T.: Ora torniamo alla scrittura. Che tipo di difficoltà ha nello scrivere?
P.: Scrivere in generale...
T.: È una difficoltà legata al pensiero di ciò che deve scrivere o al comporre le singole
lettere o parole?
P.: È una difficoltà nel movimento...
T.: Ha tremore?
P.: Sì.
T.: Bene, vediamo un campione di scrittura... (Porge al paziente un foglio e una
penna e gli indica di avvicinarsi al tavolo)... No, no, non si metta così, altrimenti
avrà sicuramente dei tremori... continui, continui pure... [...]
T.: Passiamo ai caratteri della risposta. È consapevole della pressione che esercita sulla
penna? Esercita una pressione enorme sulla penna!
P.: Sì, infatti comprimendo la penna mi viene da sudare e mi scivola.
T.: Ha anche la sensazione di tensione muscolare?
P.: Sì.
T.: E si rende conto anche del tremore, mentre scrive?
P.: Sì.
T.: Che sensazioni avverte nel suo corpo mentre scrive?
P.: Mi vengono dei pensieri; mi vorrei nascondere, mi vergogno... ho un senso di inferiorità...
T.: Si considera davvero inferiore?
(Meyer, 1978, pagg. 230-231)
Molto spesso non si tratta di un problema, ma di problemi. A volte sono prospettati dal paziente come un insieme articolato e complesso, a volte come qualcosa di
assolutamente caotico. Altre volte sono prospettati secondo una gerarchia di importanza soggettiva: il paziente vede un problema fondamentale, che rappresenta il motivo per cui ha chiesto l’appuntamento, ma sullo sfondo ne vede e ne indica anche
altri (un gioco figura/sfondo che può ricordare le figure alternanti).
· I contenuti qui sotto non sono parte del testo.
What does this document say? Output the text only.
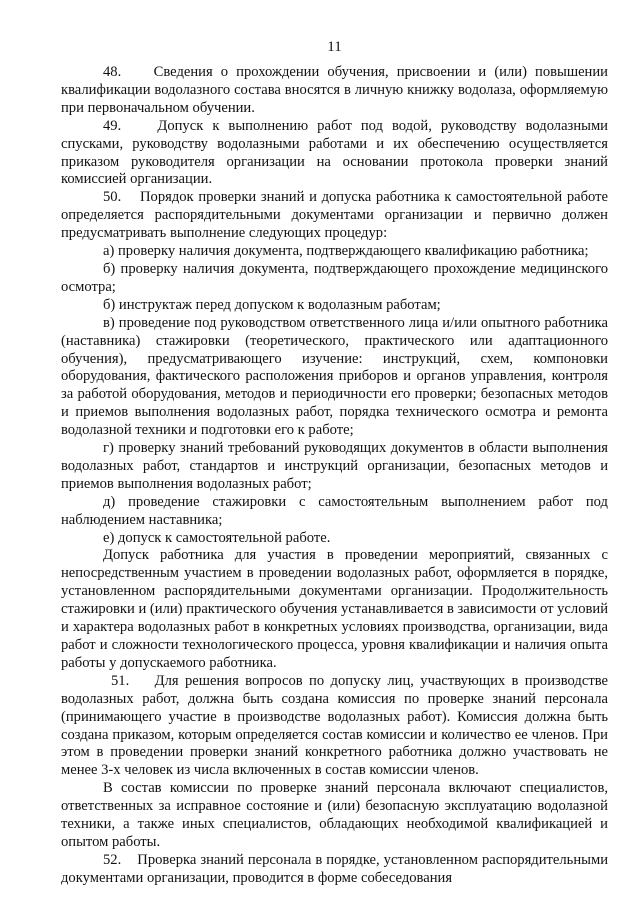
11

48.    Сведения о прохождении обучения, присвоении и (или) повышении квалификации водолазного состава вносятся в личную книжку водолаза, оформляемую при первоначальном обучении.

49.    Допуск к выполнению работ под водой, руководству водолазными спусками, руководству водолазными работами и их обеспечению осуществляется приказом руководителя организации на основании протокола проверки знаний комиссией организации.

50.    Порядок проверки знаний и допуска работника к самостоятельной работе определяется распорядительными документами организации и первично должен предусматривать выполнение следующих процедур:

а) проверку наличия документа, подтверждающего квалификацию работника;

б) проверку наличия документа, подтверждающего прохождение медицинского осмотра;

б) инструктаж перед допуском к водолазным работам;

в) проведение под руководством ответственного лица и/или опытного работника (наставника) стажировки (теоретического, практического или адаптационного обучения), предусматривающего изучение: инструкций, схем, компоновки оборудования, фактического расположения приборов и органов управления, контроля за работой оборудования, методов и периодичности его проверки; безопасных методов и приемов выполнения водолазных работ, порядка технического осмотра и ремонта водолазной техники и подготовки его к работе;

г) проверку знаний требований руководящих документов в области выполнения водолазных работ, стандартов и инструкций организации, безопасных методов и приемов выполнения водолазных работ;

д) проведение стажировки с самостоятельным выполнением работ под наблюдением наставника;

е) допуск к самостоятельной работе.

Допуск работника для участия в проведении мероприятий, связанных с непосредственным участием в проведении водолазных работ, оформляется в порядке, установленном распорядительными документами организации. Продолжительность стажировки и (или) практического обучения устанавливается в зависимости от условий и характера водолазных работ в конкретных условиях производства, организации, вида работ и сложности технологического процесса, уровня квалификации и наличия опыта работы у допускаемого работника.

51.    Для решения вопросов по допуску лиц, участвующих в производстве водолазных работ, должна быть создана комиссия по проверке знаний персонала (принимающего участие в производстве водолазных работ). Комиссия должна быть создана приказом, которым определяется состав комиссии и количество ее членов. При этом в проведении проверки знаний конкретного работника должно участвовать не менее 3-х человек из числа включенных в состав комиссии членов.

В состав комиссии по проверке знаний персонала включают специалистов, ответственных за исправное состояние и (или) безопасную эксплуатацию водолазной техники, а также иных специалистов, обладающих необходимой квалификацией и опытом работы.

52.    Проверка знаний персонала в порядке, установленном распорядительными документами организации, проводится в форме собеседования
4 - Analisi delle variabili funzionalmente correlate (fase delle ipotesi di mantenimento). Questo segmento del colloquio tende, innanzitutto, a individuare
(eventuali) situazioni (stimoli) che possono fungere da antecedenti e avere un
ruolo determinante nell’elicitare i disturbi. Si aggiunge poi la cosiddetta analisi dei
conseguenti: i comportamenti problematici del paziente sono seguiti da conseguenze di ordine interno, di ordine familiare, di ordine sociale. Queste conseguenze possono essere elementi cruciali nel mantenimento di dati comportamenti e di dati
disturbi.
T.: Ora le spiegherò che cosa sto cercando. In questo momento mi interessa una sola
cosa: io non credo che questi attacchi sopraggiungano come fulmini a ciel sereno, ci
deve essere qualcosa che li scatena. Ora stiamo esplorando le condizioni in cui sono
forti e quelle in cui sono deboli, per poter scoprire poi che cosa li scatena.
(Meyer, 1978, pag. 180)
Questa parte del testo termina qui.